Donald Trump’s already shaky assertions that there was absolutely no collusion between his campaign and Russia crashed into a concrete wall this week.
Court documents submitted by Paul Manafort’s lawyers accidentally revealed that, while serving as Trump campaign chairman, Manafort handed over internal polling data to Konstantin Kilimnik, a Russian businessman linked to the GRU military intelligence agency, and urged Kilimnik to hand the data over to two Ukrainian oligarchs with close ties to the Kremlin.
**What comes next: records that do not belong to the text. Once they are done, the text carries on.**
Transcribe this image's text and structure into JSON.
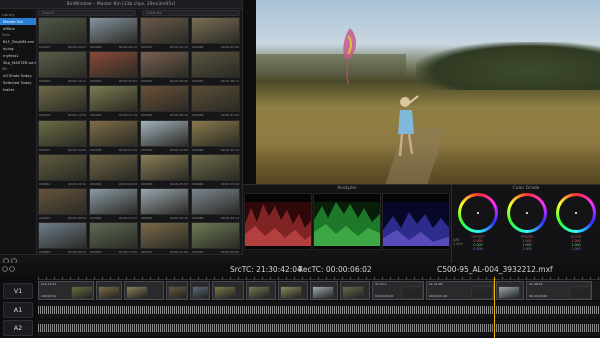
{
  "bin": {
    "title": "BinWindow – Master Bin [33b clips, 28no3m05s]",
    "search_placeholder": "Search",
    "sort_placeholder": "Order By",
    "sidebar": [
      {
        "label": "Library",
        "type": "head"
      },
      {
        "label": "Master Bin",
        "selected": true
      },
      {
        "label": "offline"
      },
      {
        "label": "Sets",
        "type": "head"
      },
      {
        "label": "BLF_SkipNM.xml"
      },
      {
        "label": "dying"
      },
      {
        "label": "myfest1"
      },
      {
        "label": "Skp_MASTER.xml"
      },
      {
        "label": "Mk",
        "type": "head"
      },
      {
        "label": "All Shots Today"
      },
      {
        "label": "Selected Today"
      },
      {
        "label": "trailer"
      }
    ],
    "thumbs": [
      {
        "name": "000025",
        "tc": "00:00:32:01",
        "color": "#4d5848"
      },
      {
        "name": "000026",
        "tc": "00:00:08:22",
        "color": "#8593a0"
      },
      {
        "name": "000027",
        "tc": "00:00:41:12",
        "color": "#6a5a4a"
      },
      {
        "name": "000028",
        "tc": "00:00:05:08",
        "color": "#7b6f55"
      },
      {
        "name": "000029",
        "tc": "00:00:14:17",
        "color": "#5a5e4a"
      },
      {
        "name": "000030",
        "tc": "00:00:22:03",
        "color": "#8a4a3a"
      },
      {
        "name": "000031",
        "tc": "00:00:09:26",
        "color": "#7a6050"
      },
      {
        "name": "000032",
        "tc": "00:00:18:11",
        "color": "#5a5440"
      },
      {
        "name": "000033",
        "tc": "00:00:11:04",
        "color": "#6e6a48"
      },
      {
        "name": "000034",
        "tc": "00:00:27:19",
        "color": "#7c7a50"
      },
      {
        "name": "000035",
        "tc": "00:00:06:15",
        "color": "#6a5038"
      },
      {
        "name": "000036",
        "tc": "00:00:31:02",
        "color": "#5b4d36"
      },
      {
        "name": "000037",
        "tc": "00:00:15:09",
        "color": "#6b6d44"
      },
      {
        "name": "000038",
        "tc": "00:00:07:24",
        "color": "#7f6d48"
      },
      {
        "name": "000039",
        "tc": "00:00:12:05",
        "color": "#a3b2bd"
      },
      {
        "name": "000040",
        "tc": "00:00:20:13",
        "color": "#8a7a4c"
      },
      {
        "name": "000041",
        "tc": "00:00:19:22",
        "color": "#5e5b3e"
      },
      {
        "name": "000042",
        "tc": "00:00:04:18",
        "color": "#6f6445"
      },
      {
        "name": "000043",
        "tc": "00:00:25:07",
        "color": "#8a7e55"
      },
      {
        "name": "000044",
        "tc": "00:00:13:16",
        "color": "#6d6b4a"
      },
      {
        "name": "000045",
        "tc": "00:00:16:02",
        "color": "#66543c"
      },
      {
        "name": "000046",
        "tc": "00:00:23:27",
        "color": "#8a9aa5"
      },
      {
        "name": "000047",
        "tc": "00:00:10:10",
        "color": "#9aa6ae"
      },
      {
        "name": "000048",
        "tc": "00:00:29:14",
        "color": "#7b8590"
      },
      {
        "name": "000049",
        "tc": "00:00:08:03",
        "color": "#6f7e8c"
      },
      {
        "name": "000050",
        "tc": "00:00:17:20",
        "color": "#5e6a55"
      },
      {
        "name": "000051",
        "tc": "00:00:21:09",
        "color": "#7a6a4a"
      },
      {
        "name": "000052",
        "tc": "00:00:06:06",
        "color": "#6d7b55"
      }
    ]
  },
  "analyzer": {
    "title": "Analyzer"
  },
  "color_grade": {
    "title": "Color Grade",
    "sat_label": "SAT",
    "sat_value": "1.000",
    "wheels": [
      {
        "label": "OFFSET",
        "r": "0.000",
        "g": "0.000",
        "b": "0.000"
      },
      {
        "label": "POWER",
        "r": "1.000",
        "g": "1.000",
        "b": "1.000"
      },
      {
        "label": "SLOPE",
        "r": "1.000",
        "g": "1.000",
        "b": "1.000"
      }
    ]
  },
  "timecode": {
    "src": "SrcTC: 21:30:42:04",
    "rec": "RecTC: 00:00:06:02",
    "clip_name": "C500-95_AL-004_3932212.mxf"
  },
  "timeline": {
    "tracks": {
      "v1": "V1",
      "a1": "A1",
      "a2": "A2"
    },
    "clips": [
      {
        "name": "112.12.27",
        "tc": "c00:00:01",
        "color": "#6a6a40",
        "w": 56
      },
      {
        "name": "",
        "tc": "",
        "color": "#7a6e45",
        "w": 26
      },
      {
        "name": "",
        "tc": "",
        "color": "#888058",
        "w": 40
      },
      {
        "name": "",
        "tc": "",
        "color": "#6a5a40",
        "w": 22
      },
      {
        "name": "",
        "tc": "",
        "color": "#5a6a7a",
        "w": 20
      },
      {
        "name": "",
        "tc": "",
        "color": "#7a7a4a",
        "w": 32
      },
      {
        "name": "",
        "tc": "",
        "color": "#6f7a52",
        "w": 30
      },
      {
        "name": "",
        "tc": "",
        "color": "#8a8a5a",
        "w": 30
      },
      {
        "name": "",
        "tc": "",
        "color": "#a0aab0",
        "w": 28
      },
      {
        "name": "",
        "tc": "",
        "color": "#6a6a4a",
        "w": 30
      },
      {
        "name": "21.30.1",
        "tc": "00:00:03:00",
        "color": "#2a2a2d",
        "w": 52
      },
      {
        "name": "21.31.08",
        "tc": "00:00:01:00",
        "color": "#2a2a2d",
        "w": 68
      },
      {
        "name": "",
        "tc": "",
        "color": "#9aa6ae",
        "w": 28
      },
      {
        "name": "21.28.49",
        "tc": "00:00:00:00",
        "color": "#2a2a2d",
        "w": 66
      }
    ]
  }
}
Meanwhile, federal prosecutors in New York indicted Natalia Veselnitskaya, the Russian lawyer who helped arrange the June 2016 Trump Tower meeting with Manafort, Don Trump Jr. and Jared Kushner on the promise to deliver dirt about Hillary Clinton. The indictment stems from Veselnitskaya allegedly lying in a separate money-laundering case about her links to Russian intelligence.
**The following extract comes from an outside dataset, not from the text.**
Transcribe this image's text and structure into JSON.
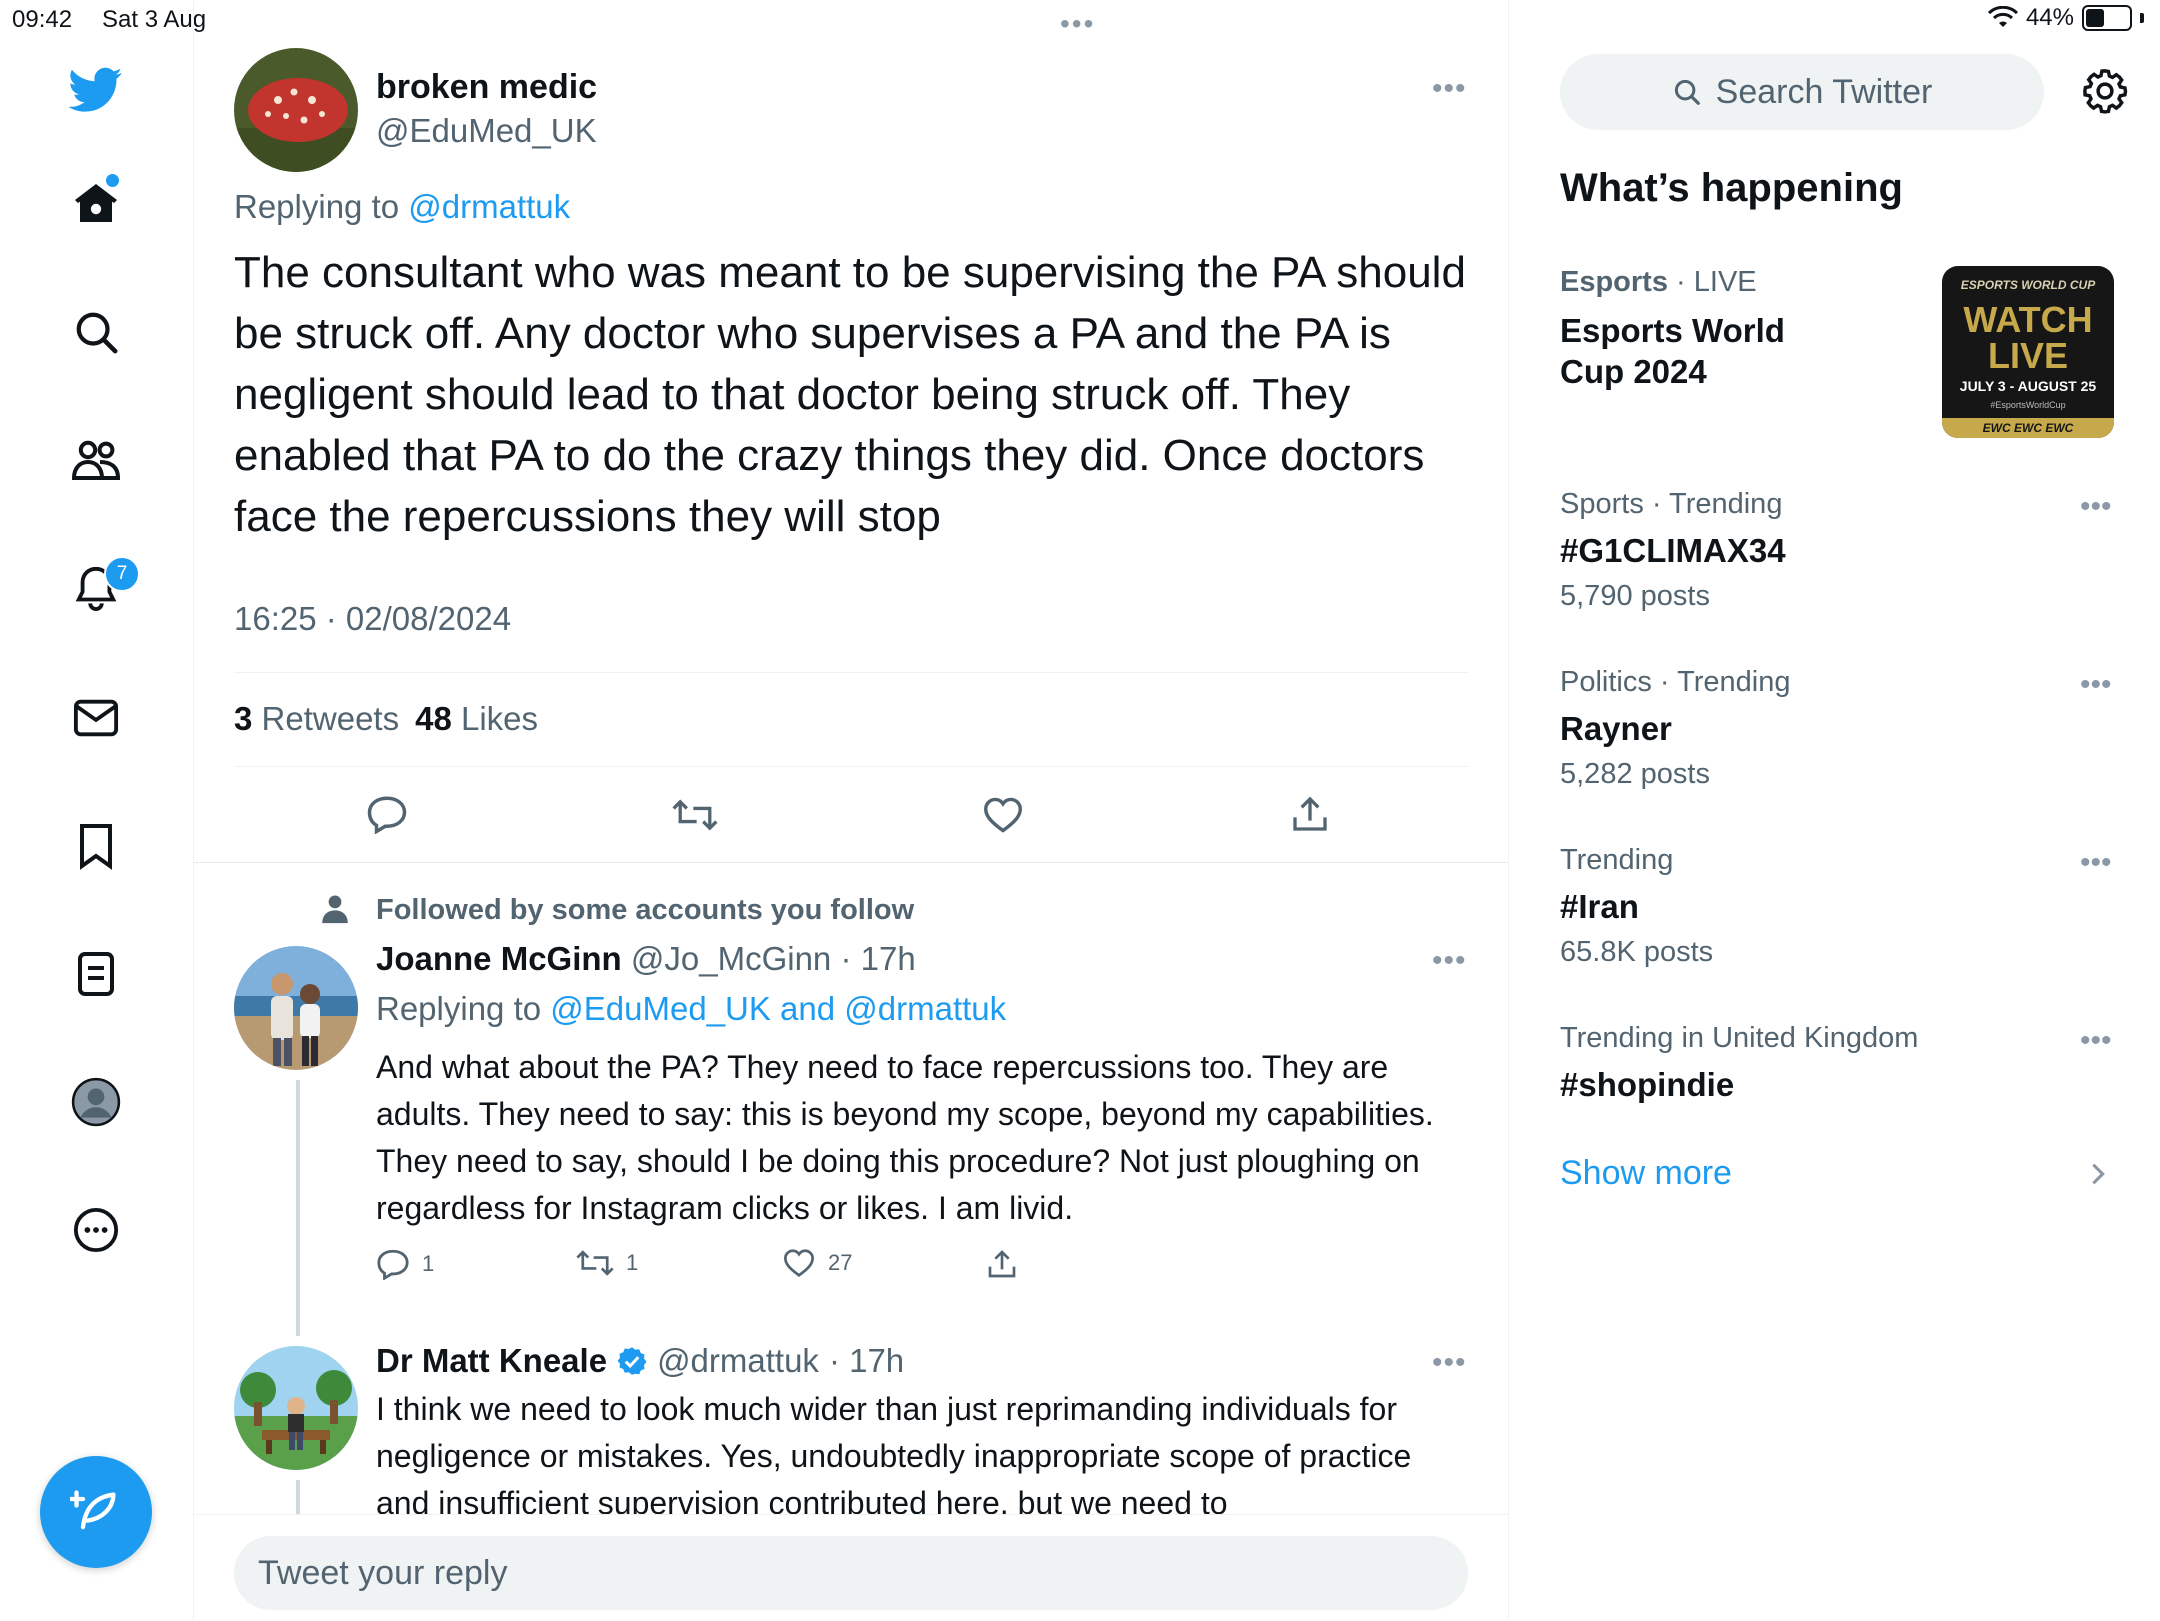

Next month, Trump’s erstwhile fixer Michael Cohen is scheduled to testify before the House Oversight Committee. Americans may finally learn the full details on Cohen’s efforts throughout 2016 to open a Moscow Trump Tower — even as Trump was strenuously denying he had any business interests in Russia.
Asked Thursday if he had been aware that Manafort had shared polling data with Russian operatives, Trump responded, “No. I didn’t know anything about that.”